Transportation makes oats futures risky for hedging

Hedging | Analysts say to watch the December contract, but sell before logistics affect price

MINNEAPOLIS, Minn. — Despite the outrageous spread between futures and prairie cash oats prices this winter, Chicago oats futures are not worthless as a hedging tool for farmers, traders and risk managers say.

But they have to be used more carefully than with the big futures contracts and farmers need to get out of positions much earlier than with other crop futures.

“It’s tough to use,” said Brian Voth of Agri-Trend Marketing.

“Things can become so much more extreme.”

Chicago oats futures went wacky this winter, with futures prices shooting sky-high while prairie cash bids were falling.

The situation got more extreme as winter contracts moved toward expiry. Growers felt the futures were not converging as they should with the prairie cash price.

Futures prices did not reflect what a prairie farmer could get for his crop, so they were not only an ineffective hedge, but outright dangerous.

This was almost entirely due to the logistics crisis gripping the western Canadian rail system. The Prairies were awash with huge volumes of almost every crop, while the railways were hauling far less than commercial users wanted.

Southbound rail traffic appeared to be particularly reduced by the slow logistics, and that hammered the oats trade. Milling oats mostly move to U.S. processors near Minneapolis and Chicago.

The futures contract rose high above cash prices because farmers and elevators with oats couldn’t practically delivery against it. Trucks were hard to find during the winter and oats is a particularly bulky crop, creating large shipping bills for whoever tried to drive it to Minneapolis to cash in on the cash-futures spread.

However, Frontier Futures Minneapolis trader Austin Damiani notes that the contract itself did actually operate well and accurately within the structure it’s designed for.

The contract’s delivery points are near the U.S. Midwest mills that process the crop, so that’s the cash market it is supposed to reflect.

“It converges to cash at those delivery locations,” said Damiani.

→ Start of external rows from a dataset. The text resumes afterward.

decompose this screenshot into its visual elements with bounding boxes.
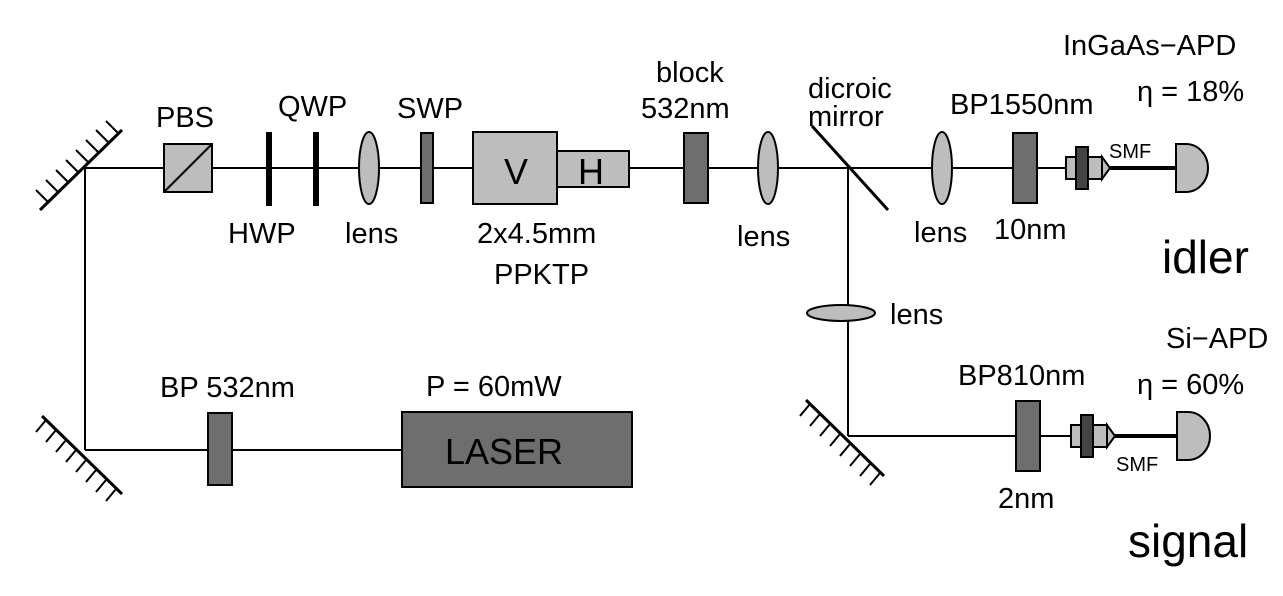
lens-idler — [931, 131, 953, 205]
bp1550-filter — [1012, 132, 1038, 204]
label-lens-signal: lens — [890, 299, 943, 331]
qwp-plate — [313, 132, 319, 206]
label-block-line2: 532nm — [641, 93, 730, 125]
label-smf-signal: SMF — [1116, 454, 1158, 476]
label-hwp: HWP — [228, 218, 296, 250]
label-idler: idler — [1162, 231, 1249, 283]
fiber-coupler-idler — [1065, 146, 1112, 190]
label-smf-idler: SMF — [1109, 141, 1151, 163]
lens-signal — [806, 304, 876, 322]
fiber-coupler-signal — [1070, 414, 1117, 458]
label-bp810-width: 2nm — [998, 483, 1054, 515]
label-crystal-v: V — [504, 151, 528, 192]
block-532nm-filter — [683, 132, 709, 204]
label-ingaas-apd: InGaAs−APD — [1063, 30, 1236, 62]
mirror-bottom-left — [35, 414, 124, 502]
label-lens-1: lens — [345, 218, 398, 250]
label-laser: LASER — [445, 431, 563, 472]
label-bp532: BP 532nm — [160, 372, 295, 404]
label-lens-idler: lens — [914, 217, 967, 249]
laser-box — [401, 411, 633, 488]
label-crystal-name: PPKTP — [494, 259, 589, 291]
dichroic-mirror — [810, 124, 890, 212]
lens-2 — [757, 131, 779, 205]
bp810-filter — [1015, 400, 1041, 472]
label-signal: signal — [1128, 515, 1248, 567]
label-qwp: QWP — [278, 91, 347, 123]
label-crystal-size: 2x4.5mm — [477, 218, 596, 250]
label-si-eff: η = 60% — [1137, 369, 1244, 401]
mirror-top-left — [35, 120, 124, 212]
bp532-filter — [207, 412, 233, 486]
label-dichroic-line1: dicroic — [808, 73, 892, 105]
label-si-apd: Si−APD — [1166, 323, 1268, 355]
label-laser-power: P = 60mW — [426, 371, 562, 403]
label-dichroic-line2: mirror — [808, 101, 884, 133]
ingaas-apd-detector — [1175, 143, 1209, 193]
label-bp1550-width: 10nm — [994, 214, 1067, 246]
label-crystal-h: H — [578, 151, 604, 192]
label-block-line1: block — [656, 57, 724, 89]
label-swp: SWP — [397, 93, 463, 125]
mirror-bottom-right — [799, 398, 886, 486]
pbs-cube — [163, 143, 213, 193]
crystal-h — [556, 150, 630, 188]
swp-plate — [420, 132, 434, 204]
hwp-plate — [266, 132, 272, 206]
label-bp810: BP810nm — [958, 360, 1085, 392]
label-ingaas-eff: η = 18% — [1137, 76, 1244, 108]
label-pbs: PBS — [156, 102, 214, 134]
label-lens-2: lens — [737, 221, 790, 253]
lens-1 — [358, 131, 380, 205]
label-bp1550: BP1550nm — [950, 89, 1094, 121]
si-apd-detector — [1176, 411, 1211, 461]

For the millers who had to buy physical oats in the Minneapolis and Chicago markets, the futures price closely reflected what they had to pay for the crop, so there was convergence.

The difference between the futures and the prairie cash price reflected the cost of transport, and that’s something farmers hedging with futures would not have intended to speculate upon.

“It becomes a proxy for rail freight between Western Canada and Minneapolis,” said Damiani.

“It was converging to cash, but it was a function of freight.”

Damiani said Canadian farmers don’t want to use a futures contract to protect the price of the crop itself if transportation costs become the dominant factor.

To avoid that, farmers can use the contract for new crop prices before the crop is harvested, using the December contract, but then move out of the futures position before the crop has come in and logistics begin to have a big impact.

Voth agreed.

“The new crop stuff didn’t go all crazy,” said Voth. He has used new crop oats futures to hedge forward oats prices for the 2014 crop, but intends to get out of those positions when the crop is maturing.

“We will in all likelihood convert those to cash sales before we get anywhere near to December,” said Voth.

Damiani said the freight factor tends to start significantly influencing the oats futures price about 45 days before the delivery period begins.

Farmers attempting to hedge with futures should get out of those positions before that to avoid logistics impacts.

But the contract is still working, if subject to its present nature of having Midwestern U.S. delivery points and an almost entirely Canadian production zone.